Retour à une musique résolument urbaine avec Escalator (1995) d’Arnold Dreyblatt, issu de la seconde génération des compositeurs minimalistes. « Son point de départ est l'enregistrement des rythmes produits par plusieurs escalators en dysfonctionnement […] effectués en 1987 sur le boulevard Ansbach à Bruxelles. » Après une longue minute passée à s'accorder, les interprètes livrent un nouveau morceau plein d'énergie, mais assez monotone. La contrebasse de Robert Black fait entendre ces couinements métalliques nous ramenant à la genèse de l'œuvre.

Pour Piano Phase / Video Phase qui démarre la seconde partie du programme, David Cossin vient s'asseoir derrière un petit écran tendu. C'est d'une façon fort originale qu'il va offrir au public la pièce de Steve Reich, écrite en 1967 : alors qu'un film nous le montre en train de démarrer l'œuvre sur des percussions MIDI verticales, déclenchant des notes échantillonnées de piano, Cossin joue en direct, derrière sa silhouette en noir et blanc, les décalages progressifs typiques des premières recherches du compositeur. D'avoir rendu spectaculaire une partition pour piano – visuellement neutre – est une belle idée, et le terme de performance sera employé à juste titre pour saluer son interprète.

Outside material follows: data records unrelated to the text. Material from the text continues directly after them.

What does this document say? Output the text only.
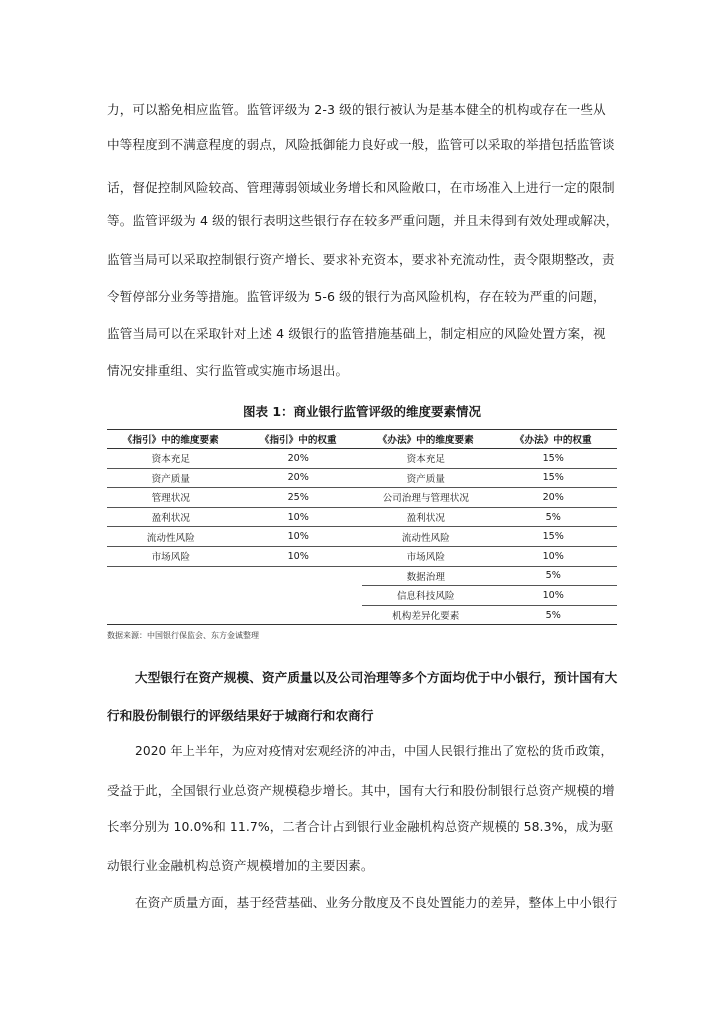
力，可以豁免相应监管。监管评级为 2-3 级的银行被认为是基本健全的机构或存在一些从
中等程度到不满意程度的弱点，风险抵御能力良好或一般，监管可以采取的举措包括监管谈
话，督促控制风险较高、管理薄弱领域业务增长和风险敞口，在市场准入上进行一定的限制
等。监管评级为 4 级的银行表明这些银行存在较多严重问题，并且未得到有效处理或解决，
监管当局可以采取控制银行资产增长、要求补充资本，要求补充流动性，责令限期整改，责
令暂停部分业务等措施。监管评级为 5-6 级的银行为高风险机构，存在较为严重的问题，
监管当局可以在采取针对上述 4 级银行的监管措施基础上，制定相应的风险处置方案，视
情况安排重组、实行监管或实施市场退出。
图表 1：商业银行监管评级的维度要素情况
《指引》中的维度要素	《指引》中的权重	《办法》中的维度要素	《办法》中的权重
资本充足	20%	资本充足	15%
资产质量	20%	资产质量	15%
管理状况	25%	公司治理与管理状况	20%
盈利状况	10%	盈利状况	5%
流动性风险	10%	流动性风险	15%
市场风险	10%	市场风险	10%
		数据治理	5%
		信息科技风险	10%
		机构差异化要素	5%
数据来源：中国银行保监会、东方金诚整理
大型银行在资产规模、资产质量以及公司治理等多个方面均优于中小银行，预计国有大
行和股份制银行的评级结果好于城商行和农商行
2020 年上半年，为应对疫情对宏观经济的冲击，中国人民银行推出了宽松的货币政策，
受益于此，全国银行业总资产规模稳步增长。其中，国有大行和股份制银行总资产规模的增
长率分别为 10.0%和 11.7%，二者合计占到银行业金融机构总资产规模的 58.3%，成为驱
动银行业金融机构总资产规模增加的主要因素。
在资产质量方面，基于经营基础、业务分散度及不良处置能力的差异，整体上中小银行
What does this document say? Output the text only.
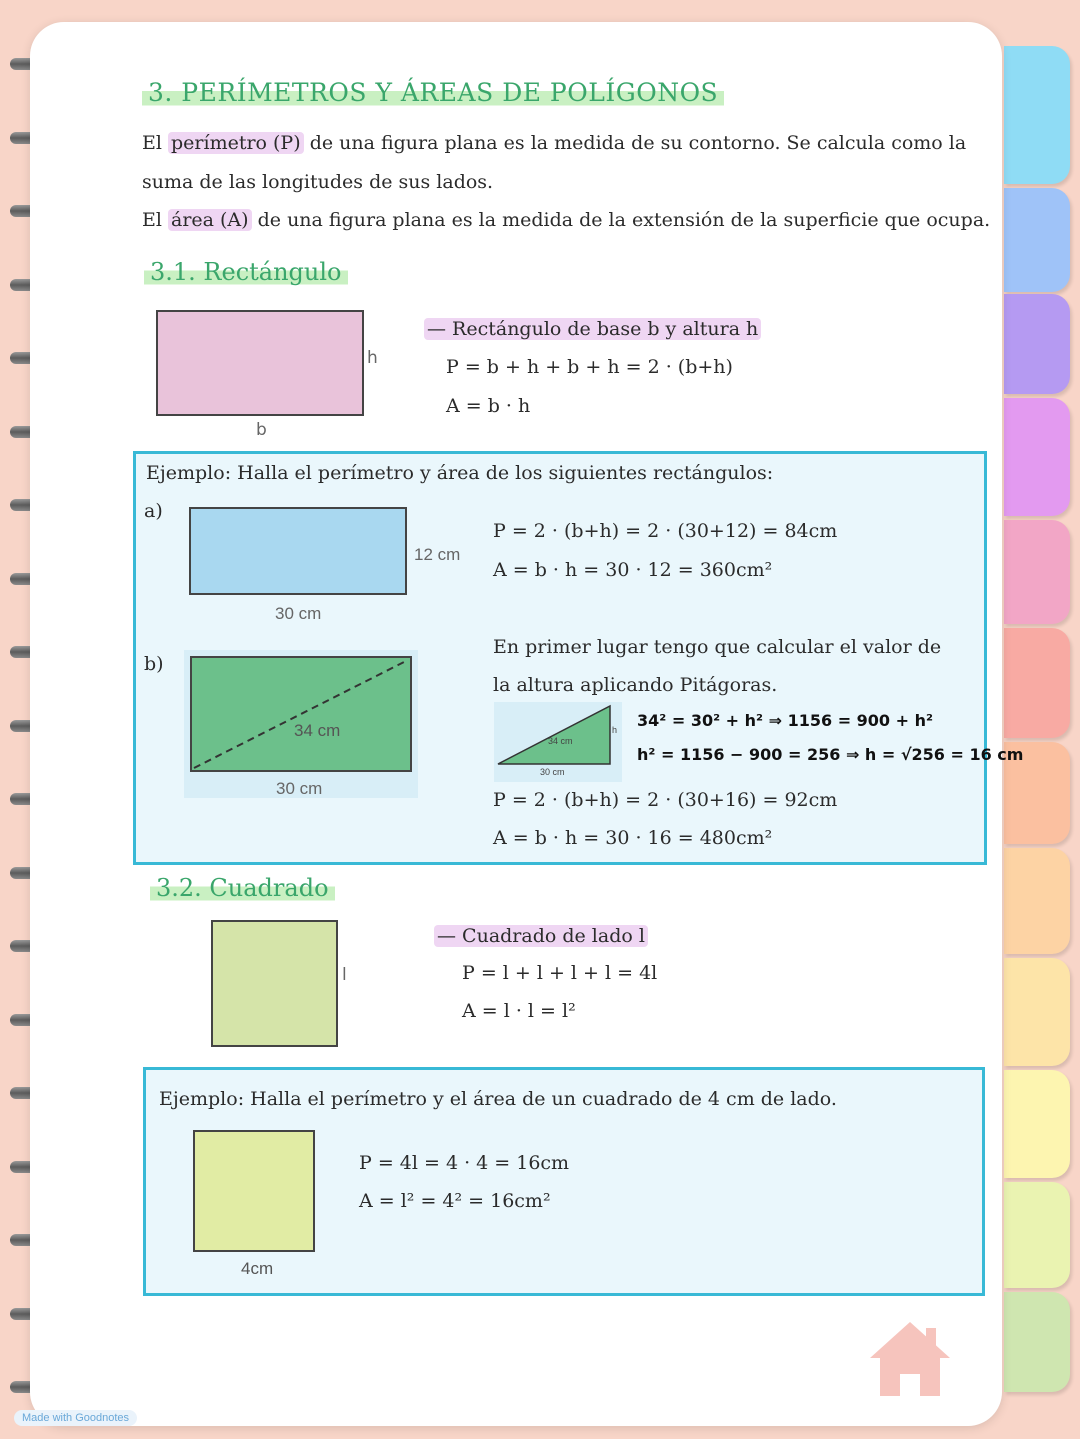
3. PERÍMETROS Y ÁREAS DE POLÍGONOS
El perímetro (P) de una figura plana es la medida de su contorno. Se calcula como la
suma de las longitudes de sus lados.
El área (A) de una figura plana es la medida de la extensión de la superficie que ocupa.
3.1. Rectángulo
h
b
— Rectángulo de base b y altura h
P = b + h + b + h = 2 · (b+h)
A = b · h
Ejemplo: Halla el perímetro y área de los siguientes rectángulos:
a)
12 cm
30 cm
P = 2 · (b+h) = 2 · (30+12) = 84cm
A = b · h = 30 · 12 = 360cm²
b)
34 cm
30 cm
En primer lugar tengo que calcular el valor de
la altura aplicando Pitágoras.
34 cm
30 cm
h 34² = 30² + h² ⇒ 1156 = 900 + h²
h² = 1156 − 900 = 256 ⇒ h = √256 = 16 cm
P = 2 · (b+h) = 2 · (30+16) = 92cm
A = b · h = 30 · 16 = 480cm²
3.2. Cuadrado
l
— Cuadrado de lado l
P = l + l + l + l = 4l
A = l · l = l²
Ejemplo: Halla el perímetro y el área de un cuadrado de 4 cm de lado.
4cm
P = 4l = 4 · 4 = 16cm
A = l² = 4² = 16cm²
Made with Goodnotes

Comme il l'a fait pour la plupart des précédentes, Evan Ziporyn présente la dernière œuvre à utiliser le support vidéo. Rappelant que les souvenirs de tout petit américain met en jeu la télé, il évoque le comique Ernie Kovacs (1919-1962) qui tout au long des années cinquante est apparu dans un show « amazing and strange ». Nous découvrons alors ce personnage muet, entre Charlot et Mr Bean, étonné par les univers buñueliens qu'il traverse, de sketch en sketch. Quand la mère de Don Byron commença à souffrir de la maladie d'Alzheimer, Eugene (2000) a été un moyen d'associer sa musique à des images heureuses du passé.

Cofondateur du groupe Sonic Youth, Thurston Moore livre avec Stroking Piece # 1 un morceau dynamique, mais qui nous séduit moins que le bis offert – arrangement de l'Étude pour piano 3a de Conlon Nancarrow – qui mettra en valeur la virtuosité des membres de l'ensemble déjà évoqués, ainsi que celle de Cristina Valdes au piano et de Mark Stewart à la guitare électrique.